For starters, Hanssen had a long career as a spy that extended, with breaks, over a 22-year period, nearly as long as his career with the FBI itself. While Hanssen was remarkably careless at times in risking exposure through his sexual activities, the FBI appears to have discounted them and relied instead on his regular attendance at Catholic mass -- typically at times and parishes where his FBI superiors would see him -- to protect him. This appears to have worked for quite some time.

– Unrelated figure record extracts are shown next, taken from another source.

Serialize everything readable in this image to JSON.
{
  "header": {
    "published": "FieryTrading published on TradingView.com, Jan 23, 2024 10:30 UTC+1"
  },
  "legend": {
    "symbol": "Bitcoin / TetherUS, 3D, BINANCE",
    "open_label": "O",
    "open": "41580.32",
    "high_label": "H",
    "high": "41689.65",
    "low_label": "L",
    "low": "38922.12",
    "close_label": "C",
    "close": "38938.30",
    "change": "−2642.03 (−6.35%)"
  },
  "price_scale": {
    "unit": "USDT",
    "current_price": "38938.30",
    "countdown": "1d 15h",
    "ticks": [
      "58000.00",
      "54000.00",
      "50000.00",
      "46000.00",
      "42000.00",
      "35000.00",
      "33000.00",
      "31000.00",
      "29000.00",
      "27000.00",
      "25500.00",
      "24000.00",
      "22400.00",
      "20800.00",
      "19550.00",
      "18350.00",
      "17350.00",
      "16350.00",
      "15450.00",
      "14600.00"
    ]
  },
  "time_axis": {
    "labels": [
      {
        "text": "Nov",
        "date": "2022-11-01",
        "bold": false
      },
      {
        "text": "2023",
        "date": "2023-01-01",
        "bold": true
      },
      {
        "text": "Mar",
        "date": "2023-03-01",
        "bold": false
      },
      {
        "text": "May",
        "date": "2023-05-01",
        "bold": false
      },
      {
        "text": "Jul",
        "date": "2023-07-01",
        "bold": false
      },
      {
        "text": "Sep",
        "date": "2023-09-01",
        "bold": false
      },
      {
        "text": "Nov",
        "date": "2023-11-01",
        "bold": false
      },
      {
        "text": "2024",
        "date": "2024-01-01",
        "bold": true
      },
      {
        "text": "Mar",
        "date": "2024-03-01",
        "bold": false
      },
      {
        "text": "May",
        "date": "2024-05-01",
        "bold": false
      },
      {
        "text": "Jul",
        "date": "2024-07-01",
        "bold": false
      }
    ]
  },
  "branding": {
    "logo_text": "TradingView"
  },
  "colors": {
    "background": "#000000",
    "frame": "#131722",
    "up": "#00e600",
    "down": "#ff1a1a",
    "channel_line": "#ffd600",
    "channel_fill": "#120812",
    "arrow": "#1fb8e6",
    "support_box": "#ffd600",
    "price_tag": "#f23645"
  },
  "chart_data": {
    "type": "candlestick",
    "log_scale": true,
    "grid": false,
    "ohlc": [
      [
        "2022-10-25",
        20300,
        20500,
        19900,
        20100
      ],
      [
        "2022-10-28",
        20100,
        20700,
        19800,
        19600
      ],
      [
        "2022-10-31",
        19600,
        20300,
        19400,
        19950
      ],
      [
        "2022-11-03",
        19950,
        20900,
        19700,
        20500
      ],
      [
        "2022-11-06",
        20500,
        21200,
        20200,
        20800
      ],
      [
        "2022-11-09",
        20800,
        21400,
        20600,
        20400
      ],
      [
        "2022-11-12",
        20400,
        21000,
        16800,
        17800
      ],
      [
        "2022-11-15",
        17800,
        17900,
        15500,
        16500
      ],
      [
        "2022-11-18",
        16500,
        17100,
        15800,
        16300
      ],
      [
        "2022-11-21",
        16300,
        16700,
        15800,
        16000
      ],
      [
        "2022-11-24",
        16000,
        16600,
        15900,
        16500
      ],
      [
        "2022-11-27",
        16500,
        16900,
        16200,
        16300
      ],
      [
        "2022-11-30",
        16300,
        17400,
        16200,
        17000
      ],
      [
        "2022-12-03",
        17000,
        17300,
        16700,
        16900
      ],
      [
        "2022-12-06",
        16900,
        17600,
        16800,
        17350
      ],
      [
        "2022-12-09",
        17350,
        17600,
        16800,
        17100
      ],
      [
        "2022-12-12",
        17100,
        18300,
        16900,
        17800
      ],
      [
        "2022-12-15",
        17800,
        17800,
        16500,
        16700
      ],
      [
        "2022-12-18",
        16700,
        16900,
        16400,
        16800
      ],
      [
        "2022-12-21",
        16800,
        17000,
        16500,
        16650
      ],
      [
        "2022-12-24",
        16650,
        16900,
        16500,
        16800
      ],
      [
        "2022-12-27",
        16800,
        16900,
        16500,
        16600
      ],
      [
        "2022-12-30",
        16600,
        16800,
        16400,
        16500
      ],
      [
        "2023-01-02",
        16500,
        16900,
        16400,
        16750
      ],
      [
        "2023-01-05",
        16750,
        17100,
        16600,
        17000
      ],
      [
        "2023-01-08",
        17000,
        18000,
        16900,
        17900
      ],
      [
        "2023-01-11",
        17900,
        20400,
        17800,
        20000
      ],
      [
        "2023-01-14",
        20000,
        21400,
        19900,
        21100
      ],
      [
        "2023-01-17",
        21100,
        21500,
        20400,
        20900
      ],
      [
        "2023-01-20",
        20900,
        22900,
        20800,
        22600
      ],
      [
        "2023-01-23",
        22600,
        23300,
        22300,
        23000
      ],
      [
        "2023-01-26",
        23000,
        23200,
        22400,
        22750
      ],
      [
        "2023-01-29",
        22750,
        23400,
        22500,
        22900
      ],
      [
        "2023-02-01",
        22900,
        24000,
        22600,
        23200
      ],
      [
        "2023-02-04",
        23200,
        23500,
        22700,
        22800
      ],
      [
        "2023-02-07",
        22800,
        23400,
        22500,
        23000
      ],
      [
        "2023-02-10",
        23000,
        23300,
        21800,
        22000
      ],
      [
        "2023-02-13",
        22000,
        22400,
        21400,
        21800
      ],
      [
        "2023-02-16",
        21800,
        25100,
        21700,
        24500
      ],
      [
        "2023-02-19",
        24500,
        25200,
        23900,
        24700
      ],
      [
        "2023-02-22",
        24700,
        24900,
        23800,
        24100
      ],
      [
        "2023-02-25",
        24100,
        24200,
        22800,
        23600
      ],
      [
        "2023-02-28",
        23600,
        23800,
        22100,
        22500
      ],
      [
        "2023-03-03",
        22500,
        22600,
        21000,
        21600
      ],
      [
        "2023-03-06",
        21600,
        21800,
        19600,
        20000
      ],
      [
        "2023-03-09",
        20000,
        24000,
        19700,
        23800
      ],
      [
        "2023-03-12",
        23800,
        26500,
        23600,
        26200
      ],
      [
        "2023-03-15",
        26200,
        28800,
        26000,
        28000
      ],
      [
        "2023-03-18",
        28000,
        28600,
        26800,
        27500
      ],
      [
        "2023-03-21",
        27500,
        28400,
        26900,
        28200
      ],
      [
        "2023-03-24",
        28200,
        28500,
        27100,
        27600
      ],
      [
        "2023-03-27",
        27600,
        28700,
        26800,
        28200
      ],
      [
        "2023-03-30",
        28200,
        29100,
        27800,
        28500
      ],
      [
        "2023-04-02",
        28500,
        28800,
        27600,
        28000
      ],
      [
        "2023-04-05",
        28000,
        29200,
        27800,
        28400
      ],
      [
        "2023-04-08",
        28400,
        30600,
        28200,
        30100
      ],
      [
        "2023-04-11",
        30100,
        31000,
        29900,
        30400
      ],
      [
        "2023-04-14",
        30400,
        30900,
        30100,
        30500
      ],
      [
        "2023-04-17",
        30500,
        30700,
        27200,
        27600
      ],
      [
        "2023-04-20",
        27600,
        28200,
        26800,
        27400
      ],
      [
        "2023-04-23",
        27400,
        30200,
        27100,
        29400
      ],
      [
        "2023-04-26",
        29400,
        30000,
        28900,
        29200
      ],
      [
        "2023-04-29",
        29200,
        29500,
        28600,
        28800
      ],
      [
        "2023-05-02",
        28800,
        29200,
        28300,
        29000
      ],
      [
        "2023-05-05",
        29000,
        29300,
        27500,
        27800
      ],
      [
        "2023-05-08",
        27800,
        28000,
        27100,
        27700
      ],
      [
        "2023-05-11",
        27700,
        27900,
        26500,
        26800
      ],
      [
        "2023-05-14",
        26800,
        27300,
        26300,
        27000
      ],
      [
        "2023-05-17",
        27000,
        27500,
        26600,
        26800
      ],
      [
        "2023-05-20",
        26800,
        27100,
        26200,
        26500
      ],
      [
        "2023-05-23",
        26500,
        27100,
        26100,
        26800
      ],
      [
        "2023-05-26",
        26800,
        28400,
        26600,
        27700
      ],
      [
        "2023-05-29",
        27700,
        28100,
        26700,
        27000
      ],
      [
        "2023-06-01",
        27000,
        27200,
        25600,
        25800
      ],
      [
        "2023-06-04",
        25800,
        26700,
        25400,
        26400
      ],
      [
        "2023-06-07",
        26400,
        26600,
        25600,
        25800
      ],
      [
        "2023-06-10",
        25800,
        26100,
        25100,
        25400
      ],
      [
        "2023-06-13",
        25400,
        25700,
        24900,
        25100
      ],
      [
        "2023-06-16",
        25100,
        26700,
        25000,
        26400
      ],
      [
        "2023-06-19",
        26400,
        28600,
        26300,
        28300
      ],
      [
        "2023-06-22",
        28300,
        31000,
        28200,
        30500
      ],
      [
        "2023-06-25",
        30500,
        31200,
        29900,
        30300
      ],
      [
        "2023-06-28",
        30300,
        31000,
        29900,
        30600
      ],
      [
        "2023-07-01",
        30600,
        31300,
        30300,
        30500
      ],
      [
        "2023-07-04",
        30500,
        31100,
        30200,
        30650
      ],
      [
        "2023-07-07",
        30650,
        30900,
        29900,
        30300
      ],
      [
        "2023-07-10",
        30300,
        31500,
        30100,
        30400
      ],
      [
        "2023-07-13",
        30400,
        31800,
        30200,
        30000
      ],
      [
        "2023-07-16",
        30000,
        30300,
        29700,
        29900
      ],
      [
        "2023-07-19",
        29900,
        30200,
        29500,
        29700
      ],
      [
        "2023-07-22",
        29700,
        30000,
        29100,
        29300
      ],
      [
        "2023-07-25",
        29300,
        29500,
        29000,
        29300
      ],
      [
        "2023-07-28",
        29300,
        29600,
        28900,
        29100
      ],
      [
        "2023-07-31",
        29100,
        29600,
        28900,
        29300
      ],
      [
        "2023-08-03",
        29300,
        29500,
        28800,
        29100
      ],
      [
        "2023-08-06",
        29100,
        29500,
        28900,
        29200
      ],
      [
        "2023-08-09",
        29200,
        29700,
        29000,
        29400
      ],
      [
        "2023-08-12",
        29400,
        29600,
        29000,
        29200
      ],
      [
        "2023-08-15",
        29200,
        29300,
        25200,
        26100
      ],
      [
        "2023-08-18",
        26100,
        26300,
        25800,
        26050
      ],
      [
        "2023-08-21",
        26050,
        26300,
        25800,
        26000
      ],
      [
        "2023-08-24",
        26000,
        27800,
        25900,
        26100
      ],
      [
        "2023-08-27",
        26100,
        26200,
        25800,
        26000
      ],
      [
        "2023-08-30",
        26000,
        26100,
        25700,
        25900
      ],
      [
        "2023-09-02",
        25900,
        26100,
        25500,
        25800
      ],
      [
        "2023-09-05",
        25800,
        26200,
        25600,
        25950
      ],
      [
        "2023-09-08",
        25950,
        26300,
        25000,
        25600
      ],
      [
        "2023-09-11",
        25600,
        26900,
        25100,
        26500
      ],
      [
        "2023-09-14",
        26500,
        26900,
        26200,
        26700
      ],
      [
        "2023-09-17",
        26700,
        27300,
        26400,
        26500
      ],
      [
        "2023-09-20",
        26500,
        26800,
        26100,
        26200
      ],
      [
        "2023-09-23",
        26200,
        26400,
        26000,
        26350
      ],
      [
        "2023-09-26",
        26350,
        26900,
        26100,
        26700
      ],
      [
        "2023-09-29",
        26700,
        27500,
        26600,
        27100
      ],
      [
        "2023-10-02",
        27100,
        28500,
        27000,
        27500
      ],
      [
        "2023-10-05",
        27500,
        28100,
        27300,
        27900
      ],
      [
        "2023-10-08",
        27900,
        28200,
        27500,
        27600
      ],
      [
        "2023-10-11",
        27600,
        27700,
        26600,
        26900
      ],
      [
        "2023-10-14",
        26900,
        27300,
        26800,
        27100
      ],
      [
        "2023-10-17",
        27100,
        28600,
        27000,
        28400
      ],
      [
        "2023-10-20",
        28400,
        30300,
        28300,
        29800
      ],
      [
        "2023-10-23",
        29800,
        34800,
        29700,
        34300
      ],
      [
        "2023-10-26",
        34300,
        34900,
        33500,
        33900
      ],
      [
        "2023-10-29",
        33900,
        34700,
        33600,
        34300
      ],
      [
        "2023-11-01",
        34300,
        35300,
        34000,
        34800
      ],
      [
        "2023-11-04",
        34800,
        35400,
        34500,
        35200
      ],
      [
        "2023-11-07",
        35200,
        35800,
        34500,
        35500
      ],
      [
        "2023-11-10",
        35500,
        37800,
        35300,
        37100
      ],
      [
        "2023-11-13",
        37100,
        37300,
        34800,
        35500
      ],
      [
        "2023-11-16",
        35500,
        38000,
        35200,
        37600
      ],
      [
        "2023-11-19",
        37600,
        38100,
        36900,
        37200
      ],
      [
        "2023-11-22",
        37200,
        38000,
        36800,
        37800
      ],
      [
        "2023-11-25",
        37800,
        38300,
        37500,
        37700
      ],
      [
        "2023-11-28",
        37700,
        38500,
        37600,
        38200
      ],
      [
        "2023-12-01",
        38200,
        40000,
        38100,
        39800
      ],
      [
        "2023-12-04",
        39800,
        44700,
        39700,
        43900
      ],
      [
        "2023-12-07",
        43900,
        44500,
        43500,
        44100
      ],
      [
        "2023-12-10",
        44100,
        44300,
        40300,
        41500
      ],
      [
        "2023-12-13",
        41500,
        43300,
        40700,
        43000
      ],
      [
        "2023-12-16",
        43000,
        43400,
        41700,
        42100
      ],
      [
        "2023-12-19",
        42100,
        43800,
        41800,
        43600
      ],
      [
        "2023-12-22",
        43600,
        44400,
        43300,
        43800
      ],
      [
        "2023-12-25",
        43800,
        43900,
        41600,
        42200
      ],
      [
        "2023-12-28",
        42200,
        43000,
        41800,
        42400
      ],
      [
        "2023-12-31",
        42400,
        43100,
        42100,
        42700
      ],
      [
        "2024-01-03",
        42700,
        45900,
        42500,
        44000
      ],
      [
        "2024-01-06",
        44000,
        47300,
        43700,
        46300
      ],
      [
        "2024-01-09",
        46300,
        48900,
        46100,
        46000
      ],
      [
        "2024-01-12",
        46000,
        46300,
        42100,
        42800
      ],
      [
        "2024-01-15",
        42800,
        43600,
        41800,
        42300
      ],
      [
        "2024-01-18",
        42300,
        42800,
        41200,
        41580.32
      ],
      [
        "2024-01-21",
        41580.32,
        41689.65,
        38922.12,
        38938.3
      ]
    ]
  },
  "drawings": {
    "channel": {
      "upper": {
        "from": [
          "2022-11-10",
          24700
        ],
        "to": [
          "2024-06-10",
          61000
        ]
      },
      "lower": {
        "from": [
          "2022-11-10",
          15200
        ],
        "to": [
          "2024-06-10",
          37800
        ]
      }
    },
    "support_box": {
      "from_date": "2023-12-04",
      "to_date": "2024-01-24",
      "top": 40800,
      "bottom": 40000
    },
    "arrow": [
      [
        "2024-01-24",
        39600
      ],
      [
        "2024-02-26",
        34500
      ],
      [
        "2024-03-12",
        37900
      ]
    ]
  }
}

Hanssen's motives appear to have been enitirely financial, and he had an MBA, which suggests that his efforts were purpose-driven, methodical, and supplemented by his own growing background in counterintelligence. In general, his aim was to increase his value to his handlers by building credibility over a lengthy period of activity. As part of the overall effort, he at least made routine attempts to avoid bringing attention to himself while reinforcing a conservative Catholic public profile.

The Wikipeida entry on clandestine human intelligence says, at least of couriers,

Any involvement of the courier in activities that may draw attention from counterintelligence is unwise. For example, if there is a political party, friendship society, or other organization that would be considered favorable to Service B, couriers, under no circumstances, should be identified with them.

But wouldn't this apply to practically any clandestine operative? For instance, the Soviet government never showed serious interest in Lee Harvey Oswald's attempts to recruit himself as a Soviet spy, concerned that his various endorsements of communism indicated either mental instability or a likelihood that he was himself a CIA agent.

This would apply as well to Bitar's, Tabatabai's, and Dodin's fast-rising and high-profile careers as Iranian or Palestinian apologists, and in Bitar's and Dodin's cases well-documented participation in pro-Palestinian organizations and demonstrations. These immediately called attention to their potential subversive loyalties -- why would a clandestine organization want them in sensitive positions where they'd likely be constantly under suspicion? And even if they were placed in sensitive positions by a compromised superior, wouldn't this just throw immediate suspicion on the superior?

This may have happened, in fact, with Robert Malley, who is sometimes now thought to be the master spy responsible for recruiting Ariane Tabatabai. Maybe so, but if that was the case, he blew it, because he had his security clearance suspended and was put on leave from his job -- and i wouldn't be unusual for counterintellegence to leave Tabatabai in place to watch her and see whom she contacts.

So a real spy, a real mole, like Robert Hanssen, works over a much longer term and goes to some length not to draw attention to himself. His handlers will expect the same circumspection if only to protect themselves. Tabatabai and Bitar have had only short careers and by now are thoroughly blown -- from late adolescence, they did the opposite of keep a low profile. Instead, they come off as narcissistic self-promoters from the start.

I don't see them as spy material. They may well have influential sponsors who want to further their protégés' careers in intelligence or foreign affairs, but those sponsors have to be rank amateurs who if anything are doing damage to the causes they support. The decisions to hire them for sensitive positions are mainly incredibly bad personnel choices, but they've been made primarily through incompetence. At this point, they're more valuable to counterintelligence if they stay in their positions, because then they can be carefully watched.

And there's the other distinction, between actual agents of influence and useful idiots. At best, it seems to me that Tabatabai and Bitar are more on the useful idiot side, but I'm not sure if smart handlers on the Palestinian or Iranian side would even want them as useful idiots. They're narcissistic self-promoters playing in their own little personal dramas.